抵抗も儘ならぬ小動物を、まるで掌で転がす様にして愉しむ程に。









白い肌を指先でなぞって抱き締めるだけでは満たされない。爪で引っ掻いて赤い線を残して更には唇で華を咲かせて。仰け反る喉に甘く歯を立ててそうして満足感に微笑むぐらいが丁度良い。
涙目で睨むその視線を遮る様に目尻へ口付ける。そのまま頬を辿って濡れた柔らかな唇を飽くまで貪ると、そろりと控え目に細い指先が肩を伝って首裏を撫でてくる。きっとその後はいつも通り所在無く無意味に髪を弄るのだろう。
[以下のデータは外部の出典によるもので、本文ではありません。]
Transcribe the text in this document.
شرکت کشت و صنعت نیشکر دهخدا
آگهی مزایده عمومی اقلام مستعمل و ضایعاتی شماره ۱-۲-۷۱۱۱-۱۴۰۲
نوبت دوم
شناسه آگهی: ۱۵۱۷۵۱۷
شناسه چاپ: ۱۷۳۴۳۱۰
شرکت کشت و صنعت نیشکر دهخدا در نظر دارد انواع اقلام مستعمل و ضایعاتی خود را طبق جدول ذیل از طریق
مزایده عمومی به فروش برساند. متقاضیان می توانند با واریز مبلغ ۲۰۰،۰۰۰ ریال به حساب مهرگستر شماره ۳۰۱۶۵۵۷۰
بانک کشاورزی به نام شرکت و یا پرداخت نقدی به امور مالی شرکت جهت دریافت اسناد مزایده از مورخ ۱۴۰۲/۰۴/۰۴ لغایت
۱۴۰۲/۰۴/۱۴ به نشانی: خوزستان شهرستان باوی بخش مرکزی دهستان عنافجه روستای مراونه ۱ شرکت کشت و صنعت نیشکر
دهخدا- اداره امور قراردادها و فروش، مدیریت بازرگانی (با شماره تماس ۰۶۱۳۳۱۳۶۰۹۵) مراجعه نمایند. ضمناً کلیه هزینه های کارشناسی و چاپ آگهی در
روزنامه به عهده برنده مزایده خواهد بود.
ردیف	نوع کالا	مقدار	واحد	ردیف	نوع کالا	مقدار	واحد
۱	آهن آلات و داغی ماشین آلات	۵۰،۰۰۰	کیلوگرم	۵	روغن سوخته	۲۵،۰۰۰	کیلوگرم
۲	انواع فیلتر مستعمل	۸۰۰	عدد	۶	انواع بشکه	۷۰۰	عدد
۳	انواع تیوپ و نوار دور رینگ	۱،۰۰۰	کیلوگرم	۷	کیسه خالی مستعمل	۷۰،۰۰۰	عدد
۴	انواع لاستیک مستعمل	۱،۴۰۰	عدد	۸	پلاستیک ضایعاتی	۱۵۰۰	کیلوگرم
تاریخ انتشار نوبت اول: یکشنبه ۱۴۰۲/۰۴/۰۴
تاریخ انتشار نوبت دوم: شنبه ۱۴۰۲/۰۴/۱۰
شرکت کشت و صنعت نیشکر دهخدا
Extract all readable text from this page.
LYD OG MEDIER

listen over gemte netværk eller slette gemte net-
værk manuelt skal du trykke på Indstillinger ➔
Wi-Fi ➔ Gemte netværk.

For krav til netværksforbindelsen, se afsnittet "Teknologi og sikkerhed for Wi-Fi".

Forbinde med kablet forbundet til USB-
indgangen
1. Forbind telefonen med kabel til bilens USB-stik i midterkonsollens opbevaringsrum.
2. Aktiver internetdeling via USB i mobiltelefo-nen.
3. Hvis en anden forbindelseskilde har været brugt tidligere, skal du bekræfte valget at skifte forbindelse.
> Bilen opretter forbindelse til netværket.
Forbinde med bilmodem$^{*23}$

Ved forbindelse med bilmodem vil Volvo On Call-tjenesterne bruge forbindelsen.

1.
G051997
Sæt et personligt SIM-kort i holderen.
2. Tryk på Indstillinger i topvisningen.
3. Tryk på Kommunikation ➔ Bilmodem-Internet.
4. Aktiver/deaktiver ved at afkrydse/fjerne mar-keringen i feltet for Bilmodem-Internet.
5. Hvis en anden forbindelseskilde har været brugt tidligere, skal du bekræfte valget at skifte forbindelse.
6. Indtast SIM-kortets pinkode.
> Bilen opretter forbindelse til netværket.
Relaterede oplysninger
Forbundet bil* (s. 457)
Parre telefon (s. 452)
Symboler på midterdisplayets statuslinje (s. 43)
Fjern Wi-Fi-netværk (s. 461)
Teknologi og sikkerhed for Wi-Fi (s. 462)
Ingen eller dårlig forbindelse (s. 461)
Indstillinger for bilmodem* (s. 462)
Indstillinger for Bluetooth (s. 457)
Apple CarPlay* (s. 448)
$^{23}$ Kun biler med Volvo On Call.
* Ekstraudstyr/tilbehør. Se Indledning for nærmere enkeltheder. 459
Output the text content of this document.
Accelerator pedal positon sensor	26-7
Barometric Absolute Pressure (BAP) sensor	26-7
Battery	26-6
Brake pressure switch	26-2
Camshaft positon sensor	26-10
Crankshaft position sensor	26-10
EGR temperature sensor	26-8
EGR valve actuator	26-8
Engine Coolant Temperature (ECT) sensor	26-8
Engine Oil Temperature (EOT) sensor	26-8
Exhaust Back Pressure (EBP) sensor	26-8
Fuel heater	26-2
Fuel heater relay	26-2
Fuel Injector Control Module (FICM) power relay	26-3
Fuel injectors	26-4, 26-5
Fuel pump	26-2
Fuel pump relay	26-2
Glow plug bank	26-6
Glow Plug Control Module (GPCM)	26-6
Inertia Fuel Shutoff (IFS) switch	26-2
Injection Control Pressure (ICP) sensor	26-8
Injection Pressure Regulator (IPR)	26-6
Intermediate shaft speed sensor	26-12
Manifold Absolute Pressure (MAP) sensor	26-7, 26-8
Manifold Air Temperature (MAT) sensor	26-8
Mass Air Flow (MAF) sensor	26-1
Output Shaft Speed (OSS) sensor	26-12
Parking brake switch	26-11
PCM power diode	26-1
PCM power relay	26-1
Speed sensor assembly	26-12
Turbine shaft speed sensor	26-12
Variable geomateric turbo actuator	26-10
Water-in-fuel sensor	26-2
其処まで巡らせた思考はけれど唇が弧を描いて完結する前に強制的な幕引きを迎えた。


「―った」


綺麗な瞳の中に映る、痛み故に間抜けな表情をした自分を覗き込む様にして彼女へ意図を問うと、してやったりとばかりに先程自分が浮かべ損ねた笑みをその小さな唇が形作る。


「もう無理だって」


思い切り引っ張った髪へ今度は優しく指先を絡めて弄りながら彼女は宣うた。まるで小さな子へ言い聞かせる響きを持つその言葉に思わず眇めて射抜く。我ながら子供っぽいと思わないでもないがそんな事は最早どうでも良い。被害妄想極まりないけれど、拒絶された様な気がして我慢ならない。こんな風になったのはいつからだろうか。


「…まだ、声出るじゃないですか」



いつも通りの笑みを浮かべて言い放った言葉に、その意味を理解し兼ねてか或いは正確に意図を察してか、ぎょっと眼を見開く彼女の半開きの唇へと己の歪んだそれを重ねた。今日は限界まで挑戦してみよう、なんて彼女が聞いたら怒り狂うかも知れない決意を胸に秘めて。